Leave comments open on a WordPress site for long enough and the spam arrives — automated junk pushing dodgy links and gibberish. Left unchecked it buries real comments and can even harm your SEO. Here’s how to stop it without shutting out genuine readers.
Turn on comment moderation
First line of defence: nothing appears until you approve it. Go to Settings → Discussion and require that a comment be manually approved, or at least that the author has a previously approved comment. This ensures spam never reaches your visitors even if it slips past other filters.
Use an anti-spam plugin
A dedicated anti-spam plugin catches the overwhelming majority of junk automatically, checking each comment against known spam patterns before it ever reaches your moderation queue. This is the single most effective step — it does the heavy lifting so you’re not manually deleting hundreds of comments.
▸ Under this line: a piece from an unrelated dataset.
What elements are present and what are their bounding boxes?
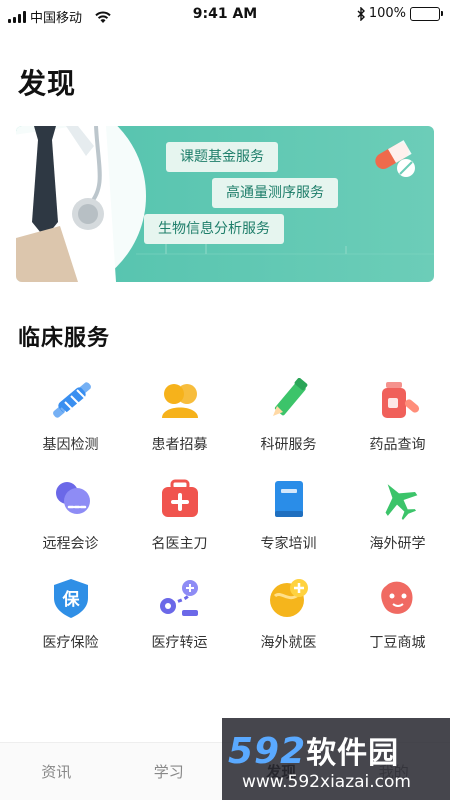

Add a challenge for commenters
A lightweight challenge — a simple question, an invisible check that verifies the commenter is human — stops automated bots cold without the friction of the old distorted-text puzzles. Modern invisible checks are effective and don’t annoy real readers.
Restrict links and hold flagged comments
Spam is almost always about links. In Settings → Discussion, set comments containing more than one or two links to be held for moderation, since legitimate comments rarely stuff in multiple links. You can also maintain a list of blocked words and URLs that automatically bin matching comments.
Close comments on old posts
Spammers often target older posts that get less attention. Set comments to close automatically after a post is a certain number of days old — under Settings → Discussion — so ancient posts stop being spam magnets. Recent, relevant discussion stays open; stale posts don’t.
Clean out the existing backlog
If you already have a spam pile-up, clear it. Go to Comments, filter by Spam, and bulk-delete. Do the same for any pending junk. Starting from a clean queue makes the ongoing filtering much easier to manage.
Consider whether you need comments at all
If comments aren’t adding value to your particular site — many business sites don’t use them — disabling them entirely removes the problem at the source. Our guide on disabling comments covers every option.
Layer moderation, an anti-spam plugin and a human check, and the flood dries up to a trickle you barely notice.